Lenders who use complex algorithms to determine creditworthiness must detail to applicants the reasoning behind the denial of credit, the Consumer Financial Protection Bureau (CFPB) said Thursday in a circular.
The Equal Credit Opportunity Act (ECOA) requires creditors to give denied applicants a Notice of Adverse Action disclosing the specific primary reasons they denied or revoked credit or why existing credit terms have changed.
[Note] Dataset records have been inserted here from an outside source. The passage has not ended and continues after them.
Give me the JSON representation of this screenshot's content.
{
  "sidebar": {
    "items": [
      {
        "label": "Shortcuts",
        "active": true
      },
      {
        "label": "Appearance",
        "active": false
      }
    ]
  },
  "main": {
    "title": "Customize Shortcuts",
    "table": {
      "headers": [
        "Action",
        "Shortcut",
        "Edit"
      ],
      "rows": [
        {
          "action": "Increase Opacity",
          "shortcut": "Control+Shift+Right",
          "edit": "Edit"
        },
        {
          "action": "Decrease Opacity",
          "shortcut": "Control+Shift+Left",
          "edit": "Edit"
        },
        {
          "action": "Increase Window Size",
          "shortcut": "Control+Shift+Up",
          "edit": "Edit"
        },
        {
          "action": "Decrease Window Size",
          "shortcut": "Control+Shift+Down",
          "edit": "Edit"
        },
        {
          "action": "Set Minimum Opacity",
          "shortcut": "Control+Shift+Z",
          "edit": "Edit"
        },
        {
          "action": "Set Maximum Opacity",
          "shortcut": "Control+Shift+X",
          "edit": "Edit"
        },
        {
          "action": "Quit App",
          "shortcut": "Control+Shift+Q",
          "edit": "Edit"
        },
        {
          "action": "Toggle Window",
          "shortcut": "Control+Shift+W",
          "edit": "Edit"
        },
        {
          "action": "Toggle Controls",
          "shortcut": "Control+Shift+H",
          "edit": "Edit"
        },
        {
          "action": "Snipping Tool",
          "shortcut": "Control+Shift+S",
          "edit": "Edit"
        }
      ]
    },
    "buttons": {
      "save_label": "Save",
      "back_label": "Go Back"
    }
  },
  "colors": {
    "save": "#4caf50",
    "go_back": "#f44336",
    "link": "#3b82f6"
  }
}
However, companies cannot justify non-compliance with the 1974 law simply because the credit model they use “is too complicated, too opaque in its decision-making or too new”, writes the CFPB.
“Creditors cannot legally use technology in their decision-making processes if their use means they are unable to provide the required explanations,” the office added, without offering a solution for companies to meet the law if they rely on such “blacks”. box models.
“The reasoning behind some of the outputs of these models may be unknown to users of the model, including the model’s developers,” the office wrote. “With such models, adverse action notices that meet ECOA requirements may not be possible. … [However]the use of complex algorithms by creditors should not limit the application of the ECOA or other federal consumer financial protection laws. »
In its circular, the office encouraged whistleblowers and government partners to notify the agency of potential violations of the ECOA. Nearly 200 financial institutions were flagged last year for violating the ECOA and associated Regulation B, An American banker reportedciting figures from the Federal Financial Institutions Examination Council.
“Companies are not exempt from their legal responsibilities when they let a black box model make lending decisions,” CFPB Director Rohit Chopra said in a statement Thursday. “The law gives every applicant the right to an accurate explanation if their credit application has been denied, and that right is not diminished simply because a company uses a complex algorithm that it does not understand.”
Finance companies “have a long history of using advanced computational methods” to determine credit “and have been able to provide rationales for their credit decisions,” the bureau said. “There is no exception for breach of law because a creditor uses technology that has not been properly designed, tested or understood.”